In many instances, hotels are now fully embracing their architectural quirks as amenities that are hopefully worthy of five-star reviews. The approach is also sustainable because reusing building materials helps cut down on environmental impact. For example, in what was once the Helsinki county jail, most of the rooms at Hotel Katajanokka are the combination of two or three cells. A former isolation cell was left as is and hosts romantic dinners.

Cliveden House, located west of London, has hosted every British monarch since George I. (It’s also where Meghan Markle spent the night before her wedding to Prince Harry.) When the decision was made to convert the Duke of Westminster’s former horse stables into the Astor Grill restaurant, many of the original equine features were preserved in the design.

“The booth seating is actually fitted into the individual horse stables, the floor tiles and wall tiles are also original, and the feeding troughs for the horses are boxed into display shelving behind each dining booth,” explains general manager Francisco Macedo.

A similar homage to a building’s previous life is lavishly on display at Teller’s restaurant inside Oklahoma City’s The National hotel, located inside the former First National Bank. The brasserie-style eatery’s booths are set among the original teller windows. The host stand is a former check-signing desk. And a speakeasy-style bar is located in — where else? — a vault in the building’s basement.

the national hotel

Former bank teller windows now serve as partitions at The National.

Courtesy The National

Originally built as a bank in 1924, The O’Neil hotel in Kinston, North Carolina, also makes creative use of its former vaults: A 16-ton stronghold off the lobby is now stocked with complimentary refreshments for guests, while a smaller second vault serves as a family-friendly guest room with a set of bunk beds.

Enter the vault in Berlin’s Hotel de Rome, formerly the Dresdner Bank headquarters, and you can have a spa treatment or take a dip in the pool. “The interplay of color with the golden Bisazza mosaic gives visitors the impression they are almost swimming in gold,” says Rocco Forte Hotels deputy chairman and director of design Olga Polizzi.

One recently opened property in Oceanside, California, reimagined (and relocated) an entire building.
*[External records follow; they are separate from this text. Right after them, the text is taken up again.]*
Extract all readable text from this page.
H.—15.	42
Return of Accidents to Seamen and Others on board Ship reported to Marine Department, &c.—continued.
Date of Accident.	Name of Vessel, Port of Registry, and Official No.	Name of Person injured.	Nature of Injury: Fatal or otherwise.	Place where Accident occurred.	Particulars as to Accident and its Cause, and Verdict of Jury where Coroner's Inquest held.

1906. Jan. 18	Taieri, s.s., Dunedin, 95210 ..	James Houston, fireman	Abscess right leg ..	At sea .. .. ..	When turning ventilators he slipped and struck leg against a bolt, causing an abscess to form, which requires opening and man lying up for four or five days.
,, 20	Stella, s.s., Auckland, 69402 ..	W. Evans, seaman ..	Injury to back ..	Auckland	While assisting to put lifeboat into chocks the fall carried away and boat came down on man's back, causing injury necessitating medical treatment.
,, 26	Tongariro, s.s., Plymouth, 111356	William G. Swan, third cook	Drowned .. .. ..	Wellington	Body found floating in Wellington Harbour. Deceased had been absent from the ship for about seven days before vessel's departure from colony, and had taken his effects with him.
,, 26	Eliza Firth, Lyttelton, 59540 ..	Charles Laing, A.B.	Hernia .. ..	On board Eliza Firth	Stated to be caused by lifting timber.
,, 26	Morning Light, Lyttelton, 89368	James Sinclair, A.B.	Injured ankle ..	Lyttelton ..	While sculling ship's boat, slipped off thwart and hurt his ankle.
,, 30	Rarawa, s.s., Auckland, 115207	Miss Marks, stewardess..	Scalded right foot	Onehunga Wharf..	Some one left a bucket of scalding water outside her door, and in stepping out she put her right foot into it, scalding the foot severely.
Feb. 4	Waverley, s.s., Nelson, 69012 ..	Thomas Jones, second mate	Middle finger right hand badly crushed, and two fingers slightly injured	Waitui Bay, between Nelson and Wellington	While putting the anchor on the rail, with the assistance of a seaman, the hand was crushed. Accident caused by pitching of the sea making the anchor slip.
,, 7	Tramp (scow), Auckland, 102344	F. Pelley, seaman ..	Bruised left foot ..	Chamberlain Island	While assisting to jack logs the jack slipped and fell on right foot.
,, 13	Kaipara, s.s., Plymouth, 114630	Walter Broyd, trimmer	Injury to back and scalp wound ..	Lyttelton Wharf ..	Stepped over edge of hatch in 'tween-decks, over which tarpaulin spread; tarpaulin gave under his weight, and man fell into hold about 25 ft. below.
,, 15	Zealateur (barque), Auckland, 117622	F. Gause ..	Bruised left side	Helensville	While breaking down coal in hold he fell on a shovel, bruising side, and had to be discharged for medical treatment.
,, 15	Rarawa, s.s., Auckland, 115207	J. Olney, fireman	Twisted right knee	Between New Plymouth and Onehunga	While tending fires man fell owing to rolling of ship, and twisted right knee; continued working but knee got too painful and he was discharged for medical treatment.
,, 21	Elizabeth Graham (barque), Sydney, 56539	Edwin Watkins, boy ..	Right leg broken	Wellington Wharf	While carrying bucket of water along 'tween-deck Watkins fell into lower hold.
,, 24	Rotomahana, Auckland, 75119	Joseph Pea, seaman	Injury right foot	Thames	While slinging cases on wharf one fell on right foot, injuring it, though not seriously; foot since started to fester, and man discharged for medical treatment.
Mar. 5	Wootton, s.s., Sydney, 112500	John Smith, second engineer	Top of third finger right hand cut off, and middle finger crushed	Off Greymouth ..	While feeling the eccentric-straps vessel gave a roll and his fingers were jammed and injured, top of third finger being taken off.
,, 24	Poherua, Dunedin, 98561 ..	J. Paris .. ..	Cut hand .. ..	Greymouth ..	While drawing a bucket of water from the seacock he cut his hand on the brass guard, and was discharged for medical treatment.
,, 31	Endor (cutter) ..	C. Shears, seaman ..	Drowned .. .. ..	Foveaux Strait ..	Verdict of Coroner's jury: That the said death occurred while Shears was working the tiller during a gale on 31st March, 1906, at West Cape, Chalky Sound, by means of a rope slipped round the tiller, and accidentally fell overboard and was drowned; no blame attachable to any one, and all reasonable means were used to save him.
Remember the dreamy bungalow from the original Top Gun that Kelly McGillis’ character Charlie called home and Tom Cruise’s Maverick cruised over to for a dinner date? After being moved one block and undergoing three years of restoration, the 19th-century Queen Anne cottage now resides in the courtyard of the Mission Pacific hotel with a replica of Maverick’s Kawasaki Ninja ZX900 motorcycle parked out front.

top gun house

High Pie serves hand pastries in the courtyard of the Mission Pacific hotel.

Courtesy High Pie

Inside the house, sweet shop High Pie offers a menu of fruit-filled hand pastries served alongside a plethora of Top Gun memorabilia including movie posters and behind-the-scenes photographs snapped in 1985 during the blockbuster’s filming. It’s a nostalgic walk down memory lane fueled by a sugar rush you can’t find anywhere else.

“When I was initially approached with this crazy opportunity to create a culinary experience at the Top Gun house, the first thing that came to mind was pie,” says chef and restaurateur Tara Lazar. “There’s nothing more American than pie — and now you can eat it at the Top Gun house.”